If you come into Greg Howe’s conversation with Rodrigo Altaf expecting a victory lap about chops, you’ll get something else: an artist who keeps dragging the discussion back to intent. Yes, the new Darwin album, Distorted Mirror, has the kind of playing people shorthand as “shredding.” But the first thing Howe does is try to remove the word from the center of the story: “I like to not think of it as shredding. I really try not to. I just try to play things that feel like the song needs that… but I suppose it’s inevitable that that comes out.”
When he explains how he builds solos, it’s the same mindset—less about flexing vocabulary, more about whether the part belongs. He likes the “storyline” arc (slow start, build, peak, conclusion), but he’s careful not to turn it into a rule.
“I think that… that storyline approach… is often a good… It’s an effective way to sort of see a solo. I don’t know that it’s always appropriate… I mean, sometimes… mayhem is what it calls for. For me, it’s more about hearing the part and feeling like… if I’m a listener and I don’t play guitar… so I’m not thinking about scales.
“And what is it that feels like it belongs here? Really? That’s… foundational. I really try to step outside of being a musician and ask myself what kind of… accessorizing to this part could we do? With a guitar that’s gonna… take the whole vision and make it even more… more accurate,” Howe offers.

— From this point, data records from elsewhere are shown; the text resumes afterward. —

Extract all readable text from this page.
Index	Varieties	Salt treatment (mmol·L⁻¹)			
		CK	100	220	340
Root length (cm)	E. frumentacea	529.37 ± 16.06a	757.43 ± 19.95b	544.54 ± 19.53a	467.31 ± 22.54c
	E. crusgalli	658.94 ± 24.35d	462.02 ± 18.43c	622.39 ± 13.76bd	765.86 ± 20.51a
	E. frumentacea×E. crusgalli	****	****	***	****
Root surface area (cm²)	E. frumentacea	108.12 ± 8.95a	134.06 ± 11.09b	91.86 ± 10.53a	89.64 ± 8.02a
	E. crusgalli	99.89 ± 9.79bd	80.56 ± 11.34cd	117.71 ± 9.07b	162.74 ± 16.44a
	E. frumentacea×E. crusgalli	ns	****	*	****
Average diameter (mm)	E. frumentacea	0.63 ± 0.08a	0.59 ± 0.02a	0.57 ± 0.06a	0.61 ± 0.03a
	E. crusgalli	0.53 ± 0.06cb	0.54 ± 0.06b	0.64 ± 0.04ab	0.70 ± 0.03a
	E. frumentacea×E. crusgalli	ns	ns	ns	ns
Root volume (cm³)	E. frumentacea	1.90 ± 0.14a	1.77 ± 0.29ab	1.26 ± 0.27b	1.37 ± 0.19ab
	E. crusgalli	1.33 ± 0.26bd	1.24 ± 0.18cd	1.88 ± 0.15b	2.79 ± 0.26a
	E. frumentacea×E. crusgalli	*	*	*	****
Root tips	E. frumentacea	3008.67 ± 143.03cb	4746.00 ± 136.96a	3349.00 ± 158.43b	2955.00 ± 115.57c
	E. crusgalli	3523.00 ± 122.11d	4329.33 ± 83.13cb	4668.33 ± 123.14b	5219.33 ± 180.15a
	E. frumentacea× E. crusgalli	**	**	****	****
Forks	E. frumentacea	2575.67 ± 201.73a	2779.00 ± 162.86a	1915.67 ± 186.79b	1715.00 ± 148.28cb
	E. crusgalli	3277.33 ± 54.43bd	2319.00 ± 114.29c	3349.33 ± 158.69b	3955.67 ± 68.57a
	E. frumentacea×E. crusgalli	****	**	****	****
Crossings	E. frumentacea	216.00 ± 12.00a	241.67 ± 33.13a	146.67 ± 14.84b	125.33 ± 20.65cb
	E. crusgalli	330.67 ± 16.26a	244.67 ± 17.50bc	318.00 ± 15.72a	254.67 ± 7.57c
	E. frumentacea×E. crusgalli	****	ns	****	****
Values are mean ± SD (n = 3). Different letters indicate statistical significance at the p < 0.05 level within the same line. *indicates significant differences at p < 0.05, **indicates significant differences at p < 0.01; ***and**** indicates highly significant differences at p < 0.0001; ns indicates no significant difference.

Then he says the quiet part out loud: for all the reputation built on facility, he’s still chasing restraint. He hears players who can say more with less, and he envies it—plainly, without the performative humility.
“Truth be told, I often really envy guys who are able to do that without all the craziness… I really do envy that. There are just certain guitarists and just musicians in general who can say so much without needing to do all that, and I’m still working on that. I would love to get to a point where I really feel great about big statements made with fewer notes.”
The interview also lands right on the unavoidable 2025 question: AI. Because Distorted Mirror is framed around “man vs machine.” Howe hasn’t used AI to write music, but he’s not dismissing it either. He sounds wary, curious, and practical in the same breath:
“I have not done that. I really haven’t done that. At some point, I’d be curious just to see what that’s about. I don’t necessarily look forward to the world that… we’re heading to now, but I certainly don’t want to be left behind. If you’re going to survive in it, you’d better stay up on what’s happening.”
But the most revealing detour is the one where Howe explains what he’s actually been trying to do with his career: move toward a vocal band, be the rhythm guy, take the short solo, step back. He even tells a story involving The Aristocrats and Guthrie — how he was asked, but turned it down because he was chasing something else with Marigold.
“My ultimate goal is to be in a vocal band,” he reveals. “I had just put Marigold together, and I just got the singer, and we were starting to write when they called me. I was like, ‘I don’t think I’m available for that guys’… I’m trying to pursue something, I’m trying to go the other way…”
Then he delivers the punchline that doubles as a thesis for how he’s perceived versus how he sees himself: “I’ve always wanted to be in a vocal band. Being the guy in the back, play rhythm guitar, have 16 bars for a solo and then go back, it doesn’t work for whatever reason… the universe keeps putting me out front.”
That same “restless” personality shows up when he talks about making albums. He admits he sometimes envies artists who can lock into a lane and repeat it, because it makes everything easier. But when he hears himself echoing his own past, it hits him like a physical reaction.
“I actually envy people. There are artists who put album after album out… and they all kind of sound the same. For me, I can’t; I get almost uncomfortable. It’s almost physically painful when I hear myself doing something that reminds me of the song on my last album, I’m like no no no stop, I’m slapping my wrist.”
And finally, the quote that explains why so much of his playing feels “vocal” even when it’s undeniably technical—because guitar, to him, is secondary. Song is the agenda. Everything else is decoration.
“Composition is everything. Guitar playing is a lot of fun, but it’s a distant second. If they outlawed guitar playing in the world, I would still very much be into music and creating, because it’s the creative process that keeps me inspired. Guitar playing is sprinkles. It’s the icing… it’s fun. But the actual song is everything to me,” Howe reflects.
Even when the conversation turns to touring realities — mid-level artists getting squeezed as Live Nation buys venues — his tone stays matter-of-fact. He talks numbers (300–500-cap rooms, “pretty much sold out” on most nights), then shrugs at the bigger machine behind it.
“The venues, three to five hundred seaters, and we were pretty much sold out with 90% of them. It’s good for me. I’m not a guy that’s doing 1,200 per room. You know the way of the world, the big corporate entities eventually buy up everything, and it usually doesn’t work out for most of us.”
That’s Greg Howe in a nutshell: acknowledging the world as it is — industry, tech, expectations — while quietly insisting on one priority that never changes. Not “guitar first.” Not “shred first.” The song first.